The nature of a Blind Spot, whether optical, vehicular, mental or cultural, is that it does not merely hide information, it conceals the fact that information is missing.

But the age we are entering is yet to be defined and it will be defined by many more factors than economic and cultural “globalization.” And it will not be defined so much by the dangers of new micro technologies. Nor will the environmental catastrophe be ameliorated or reversed by “geo engineering” (my argument only, not his). We are either entering into the Age of Ecology or we are entering a new Dark Age that will likely last, like the last one, for a millennium.

If we assume that this radical shift in global “world view” will be only about technology, or spirituality, or about reasserting some collection of social values, we’ll be navigating that new age without a compass, fresh water, or a predictable next meal. When we forget the NATURE of the world we stand on, and when we ignore the web of life that has allowed us to evolve, and when we take for granted the stability of our “civilized” systems, we risk launching ourselves, and more critically our children and theirs, into a world of chaos and decline.
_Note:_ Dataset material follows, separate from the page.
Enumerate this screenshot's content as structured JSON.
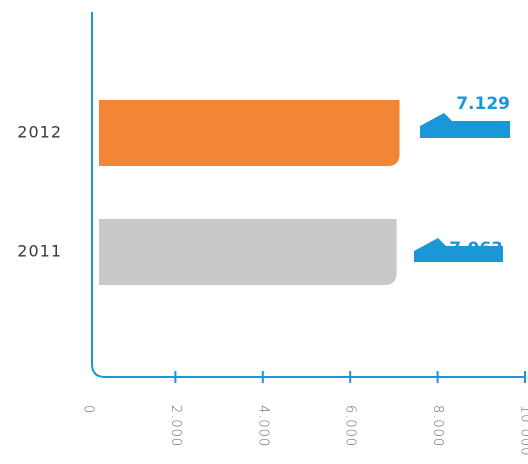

My final argument, predicted or echoed in no way by Mr. Wishard: there is a critical and deep-seated equation in the global crisis we face. There is a balance between the total value of the accumulated wealth in the world, concentrated in the industrialized West, and the total damage to the planet and to human rights over the last five hundred years. I think that “Zero Sum” equivalency is all three: the explanation for how we got into this predicament, the reasons we are unable to become informed or make democratic decisions about it, and the key to the remedy. Thanks for your attention.